Russia's athletics team remains banned from global competition after the sport's governing body voted unanimously against lifting the suspension for systemic doping.
Despite desperate Russian attempts to have the ban lifted before the Rio Olympics in August, the International Association of Athletics Federation's (IAAF) 27-strong council decided Russia had not met the criteria for reinstatement.
The All-Russia Athletics Federation was banned in November following an 11-month investigation by an independent commission chaired by former World Anti-Doping Agency president Dick Pound.
Putin has had his say on Russia's IAAF ban, condemning the ruling against his country's athletes— Rob Harris (@RobHarris) June 17, 2016
Russia will now take its case to an International Olympic Committee meeting in Lausanne on Tuesday, with the further possibility of challenges against an Olympic ban at the Court of Arbitration for Sport.
The meeting in Vienna overran by nearly an hour but the main discussion point was not whether or not to lift the ban: it was how a ban would be enforced.
When the IAAF suspended the Russian federation it set up a task force, led by Norwegian anti-doping expert Rune Andersen, to assess the progress made in Russia to clean up its act, with 44 different criteria.
Those criteria were clearly not met, as a damning WADA report confirmed on Wednesday. That update painted a picture of a sports system that might take years, not seven months, to rebuild.
So in some ways, this was an easy decision for the council to take, particularly when you consider its own contribution to the scandal and the questions about IAAF president Lord Coe's ability, and right, to lead the organisation.
But the Russian establishment has spent the last few months ratcheting up the pressure on the IAAF, repeatedly listing the steps it has taken to remedy its problems and stating again and again that the ban will unfairly punish innocent athletes.
This view is known to be more sympathetically received by the IOC, which is loath to return to the era of boycotts and absent stars - and does not want to upset a country that hosts more major events than any other right now.
That was once a view shared by some senior athletics bosses, too, but opinions have hardened in recent weeks as bleak reports emerged from Andersen's task force and fresh scandals emerged about Russian sport.
The foremost of those is the subject of a second WADA-funded independent investigation, namely did Russia effectively sabotage the 2014 Winter Olympics in Sochi with a state-sponsored doping programme?
That inquiry is led by Canadian law professor Richard McLaren, who also sat on Pound's 2015 inquiry, and its report will go to the IOC by July 15.
If it is at conclusive as the first report, Russia could be looking at a complete Olympic ban, and not just one for its track and field team.
In the meantime, the argument moves to the IOC, with Russia hopeful that it will allow athletes who have passed numerous tests, around the world, with no suspicion of cheating, to compete in Rio.

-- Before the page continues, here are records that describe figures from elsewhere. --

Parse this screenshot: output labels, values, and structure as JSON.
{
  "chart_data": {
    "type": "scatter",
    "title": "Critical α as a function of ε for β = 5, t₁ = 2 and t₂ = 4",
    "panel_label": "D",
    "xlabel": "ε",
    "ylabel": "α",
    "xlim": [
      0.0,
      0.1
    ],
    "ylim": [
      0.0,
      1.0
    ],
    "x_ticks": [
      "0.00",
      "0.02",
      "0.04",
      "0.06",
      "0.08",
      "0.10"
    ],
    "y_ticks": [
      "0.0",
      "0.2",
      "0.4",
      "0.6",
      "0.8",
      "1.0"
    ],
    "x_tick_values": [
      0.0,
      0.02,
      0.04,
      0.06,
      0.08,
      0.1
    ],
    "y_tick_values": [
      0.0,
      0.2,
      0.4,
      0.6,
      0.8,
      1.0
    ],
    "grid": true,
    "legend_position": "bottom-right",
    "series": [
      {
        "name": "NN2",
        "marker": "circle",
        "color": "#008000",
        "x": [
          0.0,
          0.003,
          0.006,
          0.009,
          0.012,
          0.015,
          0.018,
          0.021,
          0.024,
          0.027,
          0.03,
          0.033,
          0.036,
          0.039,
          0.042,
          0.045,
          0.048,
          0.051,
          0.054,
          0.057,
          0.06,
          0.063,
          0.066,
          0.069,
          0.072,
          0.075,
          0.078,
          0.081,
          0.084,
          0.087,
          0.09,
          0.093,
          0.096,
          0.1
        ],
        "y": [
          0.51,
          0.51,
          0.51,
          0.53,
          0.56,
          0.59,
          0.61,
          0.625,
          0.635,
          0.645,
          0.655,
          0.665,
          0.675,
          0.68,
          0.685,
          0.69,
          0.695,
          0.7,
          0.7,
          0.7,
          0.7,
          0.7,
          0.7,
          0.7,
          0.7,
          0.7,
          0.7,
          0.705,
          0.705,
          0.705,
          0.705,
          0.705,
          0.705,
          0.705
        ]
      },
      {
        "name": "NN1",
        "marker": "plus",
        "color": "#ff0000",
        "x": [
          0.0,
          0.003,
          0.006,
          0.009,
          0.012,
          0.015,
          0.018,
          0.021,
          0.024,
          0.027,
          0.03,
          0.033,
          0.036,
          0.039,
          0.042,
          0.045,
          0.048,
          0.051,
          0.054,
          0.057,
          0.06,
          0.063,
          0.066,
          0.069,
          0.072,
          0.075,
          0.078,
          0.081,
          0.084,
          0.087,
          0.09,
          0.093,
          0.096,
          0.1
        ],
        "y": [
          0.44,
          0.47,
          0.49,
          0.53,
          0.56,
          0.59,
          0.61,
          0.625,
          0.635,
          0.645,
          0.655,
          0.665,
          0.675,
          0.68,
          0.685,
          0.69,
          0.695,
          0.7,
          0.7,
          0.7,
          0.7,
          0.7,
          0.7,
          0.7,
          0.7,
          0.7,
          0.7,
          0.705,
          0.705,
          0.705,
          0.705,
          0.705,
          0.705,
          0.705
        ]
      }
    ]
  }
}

Whether that is in neutral colours, under an IOC flag, or in Russian kit is completely unclear, as we are already in uncharted territory with a national ban for doping.
Russia's Ministry of Sport issued a statement which read: "We are extremely disappointed by the IAAF's decision to uphold the ban on all of our track and field athletes, creating the unprecedented situation of a whole nation's track and field athletes being banned from the Olympics.
"Clean athletes' dreams are being destroyed because of the reprehensible behaviour of other athletes and officials. They have sacrificed years of their lives striving to compete at the Olympics and now that sacrifice looks likely to be wasted.
"We have done everything possible since the ban was first imposed to regain the trust of the international community. We have rebuilt our anti-doping institutions which are being led by respected international experts.
"Our athletes are being tested by the UK's anti-doping agency, UKAD, and every one of them is undergoing a minimum of three tests in addition to the usual requirements. We have nothing to hide and feel we had met the IAAF's conditions for re-entry.
"We now appeal to the members of the International Olympic Committee to not only consider the impact that our athletes' exclusion will have on their dreams and the people of Russia, but also that the Olympics themselves will be diminished by their absence.
"The Games are supposed to be a source of unity, and we hope that they remain as a way of bringing people together."